Europe’s telecoms operators are increasingly turning to technologies like G.fast to help them to deliver more bandwidth into consumers’ homes, but as yet they cannot be sure that those consumers really need the additional speed.
The services that require gigabit broadband speeds have not yet been created, attendees at the inaugural Gigabit Copper eve nt in Munich noted on Wednesday.
"The killer app at the moment is the speed test," said Werner Heinrich, director of product management at Adtran.
"We don’t have the services today…[but] the services will come," he said.
Video and 4K televisions are starting to have an impact, and "8K is on the horizon", Heinrich said. He also pointed out that growth in cloud services will drive the need for symmetrical bandwidth. By 2020 1 Gbps broadband "will be mainstream," he predicted.
However, others take a more conservative view.
As it announced earlier this year, BT plans to make G.fast an integral part of its broadband vision, using the technology to provide 500 Mbps broadband to much of the U.K. in the next decade.
In terms of customer demand, "several hundred megabits is probably about right," Trevor Linney, head of access network research at BT said.

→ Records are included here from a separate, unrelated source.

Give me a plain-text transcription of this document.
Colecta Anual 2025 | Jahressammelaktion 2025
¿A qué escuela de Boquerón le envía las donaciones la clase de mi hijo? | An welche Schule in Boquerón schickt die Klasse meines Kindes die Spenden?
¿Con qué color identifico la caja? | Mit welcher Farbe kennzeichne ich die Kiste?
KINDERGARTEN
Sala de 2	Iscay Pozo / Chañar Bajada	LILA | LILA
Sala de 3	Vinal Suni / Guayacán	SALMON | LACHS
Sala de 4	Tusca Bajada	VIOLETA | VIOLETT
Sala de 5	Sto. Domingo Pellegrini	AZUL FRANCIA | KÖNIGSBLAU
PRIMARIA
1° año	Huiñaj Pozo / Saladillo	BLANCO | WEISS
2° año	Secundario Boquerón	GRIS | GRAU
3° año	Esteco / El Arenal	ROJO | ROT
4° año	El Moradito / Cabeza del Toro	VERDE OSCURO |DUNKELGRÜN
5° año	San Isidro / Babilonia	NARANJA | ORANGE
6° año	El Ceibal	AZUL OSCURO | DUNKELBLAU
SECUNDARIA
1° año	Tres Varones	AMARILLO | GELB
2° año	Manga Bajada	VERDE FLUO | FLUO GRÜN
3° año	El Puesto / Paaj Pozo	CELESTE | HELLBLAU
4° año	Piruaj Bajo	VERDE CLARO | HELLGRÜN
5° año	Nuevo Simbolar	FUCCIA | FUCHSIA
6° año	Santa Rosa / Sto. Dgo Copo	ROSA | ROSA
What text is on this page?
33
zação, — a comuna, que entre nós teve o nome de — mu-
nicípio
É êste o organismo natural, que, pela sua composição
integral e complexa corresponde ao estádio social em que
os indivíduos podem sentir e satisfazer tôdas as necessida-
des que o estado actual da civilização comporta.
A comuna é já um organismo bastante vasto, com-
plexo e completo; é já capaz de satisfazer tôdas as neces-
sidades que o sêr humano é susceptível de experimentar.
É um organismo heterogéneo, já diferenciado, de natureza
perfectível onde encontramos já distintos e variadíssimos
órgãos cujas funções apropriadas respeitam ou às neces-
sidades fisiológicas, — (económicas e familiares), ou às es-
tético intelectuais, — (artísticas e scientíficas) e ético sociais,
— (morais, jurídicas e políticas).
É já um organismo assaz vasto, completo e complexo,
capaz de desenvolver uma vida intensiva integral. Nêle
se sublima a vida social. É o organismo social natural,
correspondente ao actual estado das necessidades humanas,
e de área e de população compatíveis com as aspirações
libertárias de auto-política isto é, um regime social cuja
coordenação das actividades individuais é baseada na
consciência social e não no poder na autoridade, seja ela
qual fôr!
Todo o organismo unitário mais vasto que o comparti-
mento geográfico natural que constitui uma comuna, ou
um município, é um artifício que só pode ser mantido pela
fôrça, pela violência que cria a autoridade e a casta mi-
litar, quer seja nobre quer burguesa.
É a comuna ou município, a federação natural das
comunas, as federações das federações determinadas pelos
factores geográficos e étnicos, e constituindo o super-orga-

However, he explained that providing higher bandwidth for limited periods to meet particular needs will be part of the evolution of copper extension technologies going forward. For example, downloading a 4K video brings "a very intense burst" of activity on the network that will require high bandwidth, but most of the time that customer will not need more than a few hundred megabits per second.
Meanwhile, there are lessons to be learnt from other markets.
Operators in Japan and Korea were ahead of Europe in rolling out high-speed networks, but "the stickiness of services in those countries is not what people think it is," warned Robin Mersh, CEO of the Broadband Forum. In some cases, people have signed up to 100 Mbps broadband only to later downgrade to 50 Mbps because they don’t want to pay for what they are not using, he said.
While the services that require high bandwidth are not around today, "that’s not say they won’t come along," Mersh said.
Nonetheless, the executives agreed that copper will be able to serve the needs of many users for a number of years.
"Copper will be there a long time," said Adtran’s Heinrich. "G.fast is not the end of what we can do on copper."
His peers agreed.
"There is more to come," Linney said, while Mersh noted that telcos are talking about leveraging their copper assets for at least the next decade.
"10 years [is] on the conservative side," he predicted.